Tara menggosok mukanya dengan keras, sekali lagi menarik napas panjang, dan beranjak ke kamar tidurnya. 

Di tepi kasur, ponselnya masih menempel pada kabel pengisi dayanya. Tara meraih dompet di atas meja kecil dekat pintu, dan mencabut ponselnya untuk melihat apakah ada balasan dari Tasya untuk pesannya semalam, soal ponsel Tara yang mati kehabisan daya sepulang kerja.

 Tasya
 Ya
 05.42

10 menit lalu, sepertinya Tasya baru bangun. Bergegas karena tidak mau terjebak jalanan ramai, Tara menyambar kunci city car keluaran 2012 yang dulu biasa dipakai Ibunya pulang-pergi Jakarta-Bogor untuk memantau bisnis restoran dan kateringnya. Mobil yang cuma dia pakai sesekali, terutama kalau harus bepergian entah bersama Tasya atau Ayra. Selain demi menghemat pengeluaran bensin, Tara juga segan menggunakan barang pemberian Ibunya kalau tidak terpaksa.

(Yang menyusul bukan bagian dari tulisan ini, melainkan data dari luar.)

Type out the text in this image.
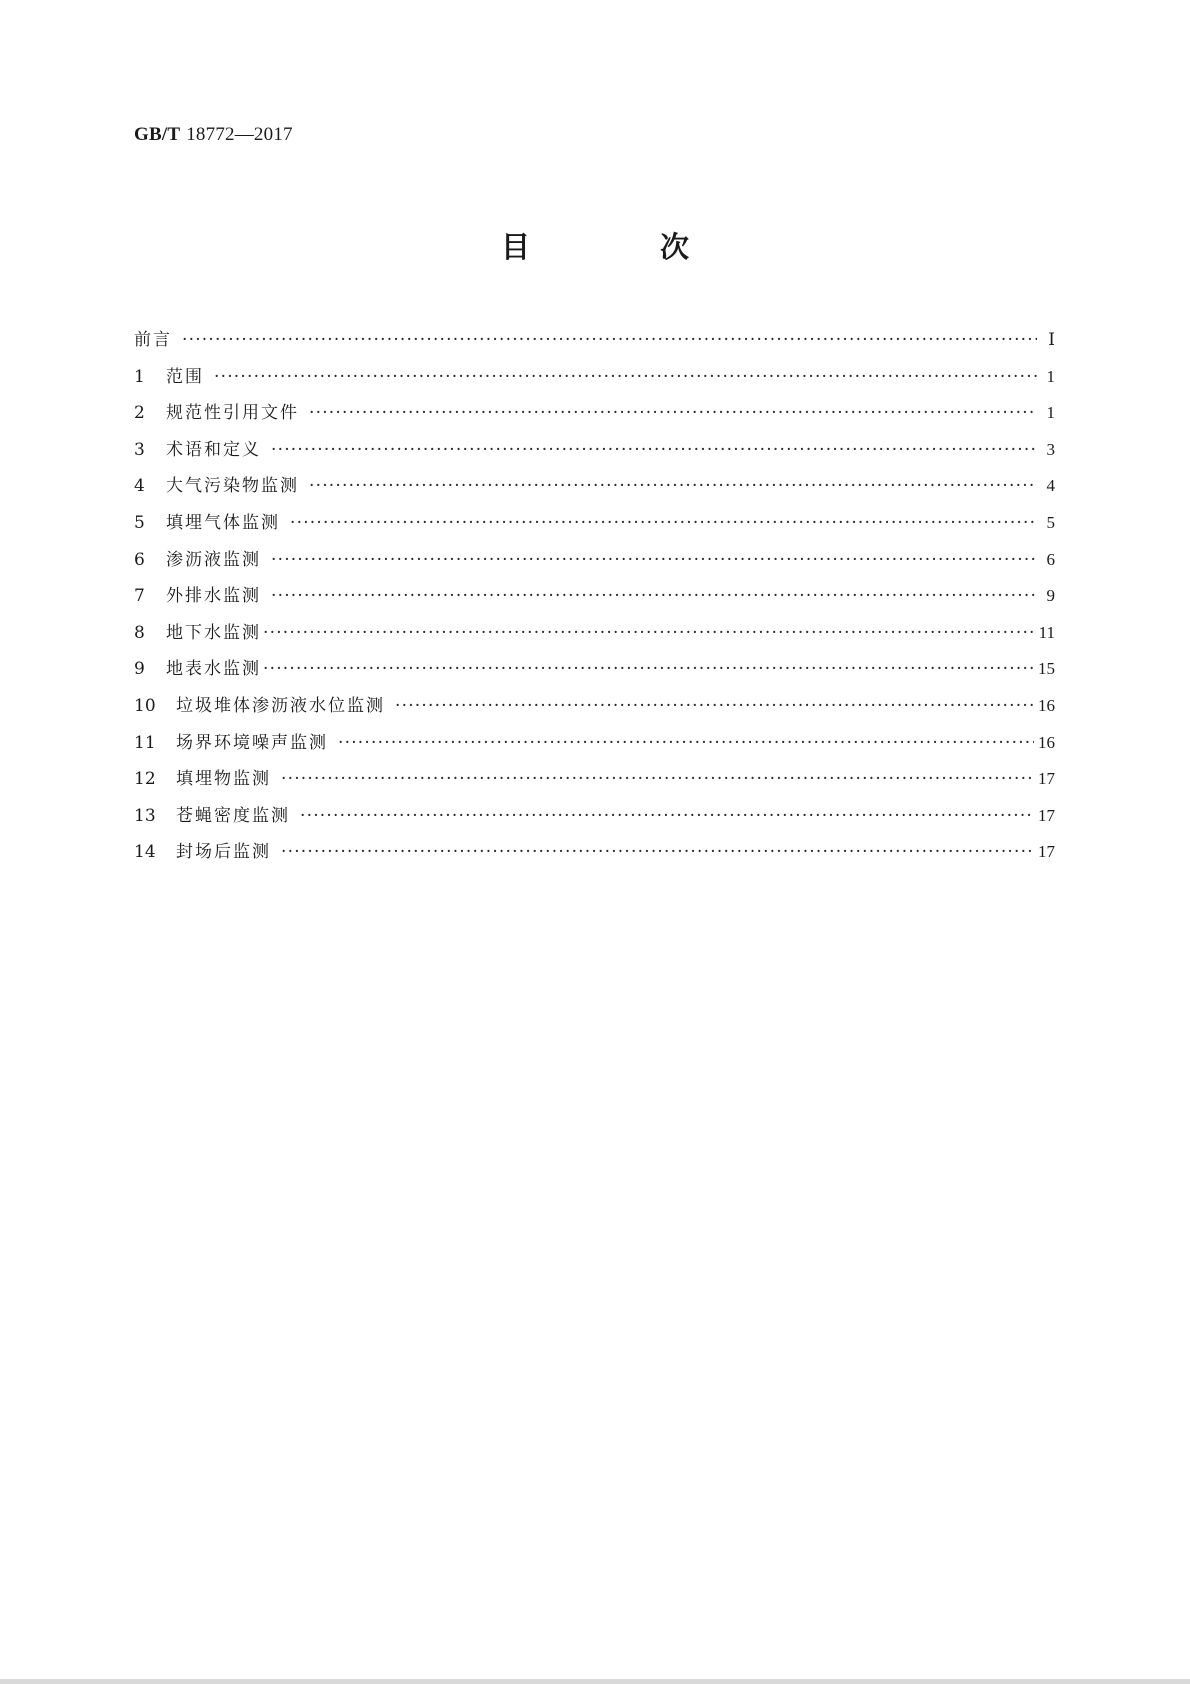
GB/T 18772—2017
目 次
前言 ·····	Ⅰ
1	范围 ·····	1
2	规范性引用文件 ·····	1
3	术语和定义 ·····	3
4	大气污染物监测 ·····	4
5	填埋气体监测 ·····	5
6	渗沥液监测 ·····	6
7	外排水监测 ·····	9
8	地下水监测 ·····	11
9	地表水监测 ·····	15
10	垃圾堆体渗沥液水位监测 ·····	16
11	场界环境噪声监测 ·····	16
12	填埋物监测 ·····	17
13	苍蝇密度监测 ·····	17
14	封场后监测 ·····	17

Hari ini, salah satu hari dia terpaksa harus mengalahkan rasa segannya, dibandingkan harus membuat Tasya misuh-misuh karena kesal menunggu taksi online yang tak kunjung datang membawa mereka ke tempat bubur.

Tara menyambar sweater abu-abu yang dia pakai bukan untuk melawan dingin, tapi sebagai usaha untuk menutupi perutnya yang mulai membuncit semenjak bekerja. Sembari meloloskan kepalanya melalui kerah sweater, Tara berjalan keluar kamar, lalu mengetuk pelan pintu kamar Ayra. Hening. Adiknya masih lelap sekali. Tidak ingin berlama-lama, ia melirik jam dinding untuk terakhir kalinya sebelum pergi memulai akhir pekannya.